Even when you’re married or in a long-term relationship, you still need boundaries with your partner. You have a right to privacy; you can have your own friends, your own social media accounts, and time to yourself that doesn’t involve your partner. Setting boundaries that help you do those things will actually strengthen your relationship.

Create Boundaries That Help You Thrive

It’s important to think about what you need to be your best and what boundaries will help you thrive. What’s best for one person or one couple may not work for another.

If you want to share a social media account, and you’re both on board with that, no problem. If, however, you want to have separate accounts and don’t want your partner to read your private messages, that’s OK, too. Unless there’s been a betrayal in the relationship, you might find you both appreciate having freedom on social media.

Most couples don’t talk about their individual boundaries or the boundaries they want to set as a couple. Instead, those boundaries unfold over time and often don’t get revised until there’s a crisis or until one person grows resentful.

Here are six types of boundaries I share in my book, 13 Things Mentally Strong Couples Don’t Do. Consider how you’d answer the questions and think about whether you might need tighter boundaries in some areas of your life.

  1. Physical: If your partner is in the bedroom with the door shut, do you knock, or is it OK to just walk in? If your partner walks away during a disagreement, do you follow them?
  2. Financial: How much money do you feel comfortable spending on something before talking to your partner first? Will you share all your money or keep some money separate?
  3. Social: When it comes to scheduling activities with friends that don’t involve your partner, at what point would you talk to your partner first? If the plans were on the weekend? If the plans involved spending money? If the plans were during a time when your partner was home?
  4. Sexual: Have you communicated the things you aren’t comfortable doing with your partner? Have you told your partner about the things you’d like to do?
  5. Emotional: If an ex reaches out to you on social media, is it OK to respond? What if an ex reaches out to your partner?
  6. Time: Are there times when you need to be by yourself? If so, how do you communicate that to your partner?

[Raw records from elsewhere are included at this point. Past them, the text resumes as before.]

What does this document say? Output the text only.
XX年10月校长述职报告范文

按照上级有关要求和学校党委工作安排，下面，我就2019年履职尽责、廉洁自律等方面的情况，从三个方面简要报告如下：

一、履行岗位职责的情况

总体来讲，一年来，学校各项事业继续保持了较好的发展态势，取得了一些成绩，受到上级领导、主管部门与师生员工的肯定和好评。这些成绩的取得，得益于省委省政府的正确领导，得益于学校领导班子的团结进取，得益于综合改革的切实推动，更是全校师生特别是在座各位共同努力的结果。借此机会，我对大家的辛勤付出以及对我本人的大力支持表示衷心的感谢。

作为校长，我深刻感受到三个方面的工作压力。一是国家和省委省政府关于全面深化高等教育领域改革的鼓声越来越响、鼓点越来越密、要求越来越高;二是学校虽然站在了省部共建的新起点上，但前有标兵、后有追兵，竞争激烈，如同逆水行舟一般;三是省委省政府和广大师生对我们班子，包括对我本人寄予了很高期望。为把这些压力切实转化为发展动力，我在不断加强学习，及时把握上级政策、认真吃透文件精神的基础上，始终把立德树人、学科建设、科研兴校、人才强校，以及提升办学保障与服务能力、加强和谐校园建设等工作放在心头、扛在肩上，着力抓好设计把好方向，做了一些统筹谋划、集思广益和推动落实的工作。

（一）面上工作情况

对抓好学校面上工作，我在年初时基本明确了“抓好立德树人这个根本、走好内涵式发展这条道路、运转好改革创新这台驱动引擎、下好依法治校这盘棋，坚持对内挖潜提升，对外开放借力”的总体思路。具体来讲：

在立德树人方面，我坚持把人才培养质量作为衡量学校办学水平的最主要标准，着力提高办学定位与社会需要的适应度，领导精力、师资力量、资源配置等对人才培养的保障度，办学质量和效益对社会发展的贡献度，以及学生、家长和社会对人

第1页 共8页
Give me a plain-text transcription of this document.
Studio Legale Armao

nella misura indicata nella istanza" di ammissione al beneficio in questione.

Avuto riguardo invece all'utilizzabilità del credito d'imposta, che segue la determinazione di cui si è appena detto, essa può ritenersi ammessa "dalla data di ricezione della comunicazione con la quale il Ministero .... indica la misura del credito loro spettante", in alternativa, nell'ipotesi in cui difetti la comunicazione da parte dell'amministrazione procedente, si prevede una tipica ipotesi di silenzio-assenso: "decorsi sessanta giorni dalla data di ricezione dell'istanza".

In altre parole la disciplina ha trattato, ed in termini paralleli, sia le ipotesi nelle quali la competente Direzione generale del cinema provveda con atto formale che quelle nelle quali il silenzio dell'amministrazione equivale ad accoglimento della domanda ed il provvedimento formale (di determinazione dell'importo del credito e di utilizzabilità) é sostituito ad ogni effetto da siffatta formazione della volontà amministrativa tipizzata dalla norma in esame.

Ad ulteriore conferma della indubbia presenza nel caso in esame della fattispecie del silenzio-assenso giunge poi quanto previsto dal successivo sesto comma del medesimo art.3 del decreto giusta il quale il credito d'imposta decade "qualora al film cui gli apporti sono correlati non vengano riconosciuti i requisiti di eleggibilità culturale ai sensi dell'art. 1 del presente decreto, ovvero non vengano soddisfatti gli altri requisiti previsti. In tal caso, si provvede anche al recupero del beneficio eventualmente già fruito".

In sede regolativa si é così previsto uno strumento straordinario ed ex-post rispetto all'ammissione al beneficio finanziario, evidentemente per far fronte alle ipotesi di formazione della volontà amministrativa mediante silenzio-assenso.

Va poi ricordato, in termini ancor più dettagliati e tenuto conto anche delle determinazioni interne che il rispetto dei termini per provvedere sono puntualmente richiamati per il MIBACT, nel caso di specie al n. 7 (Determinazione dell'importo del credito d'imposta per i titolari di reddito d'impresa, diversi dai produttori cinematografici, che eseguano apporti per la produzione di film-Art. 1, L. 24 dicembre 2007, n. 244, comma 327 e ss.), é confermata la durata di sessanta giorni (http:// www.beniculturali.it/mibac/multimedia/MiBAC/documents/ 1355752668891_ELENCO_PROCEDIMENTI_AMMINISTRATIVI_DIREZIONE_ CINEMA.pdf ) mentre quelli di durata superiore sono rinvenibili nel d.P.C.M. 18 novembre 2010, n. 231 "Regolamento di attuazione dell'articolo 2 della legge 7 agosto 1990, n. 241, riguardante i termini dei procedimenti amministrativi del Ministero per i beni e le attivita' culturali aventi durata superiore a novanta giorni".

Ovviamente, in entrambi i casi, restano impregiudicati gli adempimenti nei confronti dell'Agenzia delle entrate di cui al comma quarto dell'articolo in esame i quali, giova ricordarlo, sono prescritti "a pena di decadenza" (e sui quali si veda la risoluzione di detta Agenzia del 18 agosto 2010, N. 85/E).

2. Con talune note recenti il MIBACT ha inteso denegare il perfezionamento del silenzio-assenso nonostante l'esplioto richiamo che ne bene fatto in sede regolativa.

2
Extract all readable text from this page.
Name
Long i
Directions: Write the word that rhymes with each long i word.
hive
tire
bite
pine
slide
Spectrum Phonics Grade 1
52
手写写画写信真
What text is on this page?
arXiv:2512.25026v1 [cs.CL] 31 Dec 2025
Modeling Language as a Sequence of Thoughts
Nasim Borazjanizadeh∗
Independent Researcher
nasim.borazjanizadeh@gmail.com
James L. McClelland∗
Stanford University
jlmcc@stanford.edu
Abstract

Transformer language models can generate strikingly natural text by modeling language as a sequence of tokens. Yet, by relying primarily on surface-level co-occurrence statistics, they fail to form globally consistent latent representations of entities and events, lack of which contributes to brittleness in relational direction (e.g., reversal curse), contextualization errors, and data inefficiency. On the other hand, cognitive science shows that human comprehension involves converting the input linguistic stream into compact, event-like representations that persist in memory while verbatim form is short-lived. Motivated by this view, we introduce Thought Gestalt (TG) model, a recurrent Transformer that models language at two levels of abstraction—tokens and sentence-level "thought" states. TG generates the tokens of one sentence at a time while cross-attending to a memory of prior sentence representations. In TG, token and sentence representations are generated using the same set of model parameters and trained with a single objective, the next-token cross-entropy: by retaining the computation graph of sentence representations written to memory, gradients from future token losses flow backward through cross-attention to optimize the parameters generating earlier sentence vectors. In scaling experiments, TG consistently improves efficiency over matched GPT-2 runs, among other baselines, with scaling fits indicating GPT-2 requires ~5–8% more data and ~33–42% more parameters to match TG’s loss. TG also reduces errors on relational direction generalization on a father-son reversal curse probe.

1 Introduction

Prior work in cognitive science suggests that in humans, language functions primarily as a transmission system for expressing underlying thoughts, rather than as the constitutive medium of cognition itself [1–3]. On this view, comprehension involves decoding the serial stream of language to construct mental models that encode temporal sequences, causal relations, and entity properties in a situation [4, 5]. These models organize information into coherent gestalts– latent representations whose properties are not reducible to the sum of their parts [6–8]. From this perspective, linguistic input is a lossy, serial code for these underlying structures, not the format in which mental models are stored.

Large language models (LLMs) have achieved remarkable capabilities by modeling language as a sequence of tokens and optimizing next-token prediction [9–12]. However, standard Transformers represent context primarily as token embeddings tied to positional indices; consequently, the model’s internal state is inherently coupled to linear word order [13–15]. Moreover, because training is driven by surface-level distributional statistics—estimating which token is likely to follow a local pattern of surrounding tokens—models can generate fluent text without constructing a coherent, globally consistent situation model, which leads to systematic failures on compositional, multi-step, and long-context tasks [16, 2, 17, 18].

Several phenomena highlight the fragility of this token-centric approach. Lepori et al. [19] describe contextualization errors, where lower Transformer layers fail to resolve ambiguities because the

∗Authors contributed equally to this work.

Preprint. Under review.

Establish and Revise Boundaries Over Time

Boundaries aren’t meant to punish or change someone else’s behavior. Instead, they should be guidelines that help you maintain inner peace so you can thrive.

Have ongoing conversation with your partner about your needs. Discuss any changes you’d like to make. If your partner crosses a boundary, discuss it.

Keep talking about boundaries you’ll set as a couple as well—such as not loaning money to family or saying no to social activities that interfere with your quality time together as a couple. Talking about boundaries regularly is one of the best things you can do to keep your relationship strong over time.